Solving Optimization Problem Homework

[chompysj]

Homework Statement

Homework Equations

a^2 + b^2 = c^2
A= (1/2)bh

The Attempt at a Solution

1)I labeled the distance traveled on the ocean as y and the distance traveled on land as x.

2)This one's kinda hard to describe: you know how the 100 yd distance and the shoreline form a triangle? I labeled the bottom of that triangle as w.

3) Pythagorean theorem:

100^2 + w^2 = y^2
(300-w)^2 + 65^2 = x^2

Area of triangle:

(300)(65) - (1/2)(300-w)(65) = 65w + (1/2)(65)(300-w)

Also, the derivatives:

dy/dt = 70 yd/min
dx/dt = 120 yd/min

This is kind of where I'm stuck. Am I on the right track with the whole w thing? Or am I headed in a completely wrong direction? Please help!

 

[HallsofIvy]

Homework Statement

Homework Equations

a^2 + b^2 = c^2
A= (1/2)bh

The Attempt at a Solution

1)I labeled the distance traveled on the ocean as y and the distance traveled on land as x.

2)This one's kinda hard to describe: you know how the 100 yd distance and the shoreline form a triangle? I labeled the bottom of that triangle as w.

Okay, so "w" is the distance from the left at which the man lands on the shore.

3) Pythagorean theorem:

100^2 + w^2 = y^2
(300-w)^2 + 65^2 = x^2

Area of triangle:

(300)(65) - (1/2)(300-w)(65) = 65w + (1/2)(65)(300-w)

Area of triangle? What in the world does area have to do with anything?

so, the derivatives:

dy/dt = 70 yd/min
dx/dt = 120 yd/min

This is kind of where I'm stuck. Am I on the right track with the whole w thing? Or am I headed in a completely wrong direction? Please help!

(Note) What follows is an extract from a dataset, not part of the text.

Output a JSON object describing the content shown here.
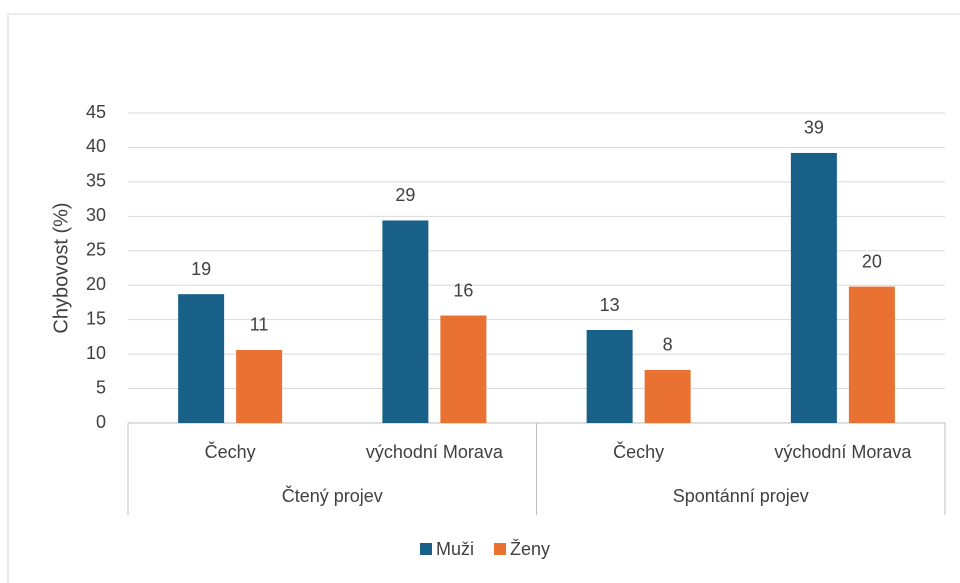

"Area" has nothing to do with this problem. If he goes distance y yds at 70 yd/min, how long does it take him? If he goes distance x yds at 120 yd/min, how long does it take him? What is the total time? Now use your formula to put everything in terms of your original variable, w. For what value of w is that time a minimum?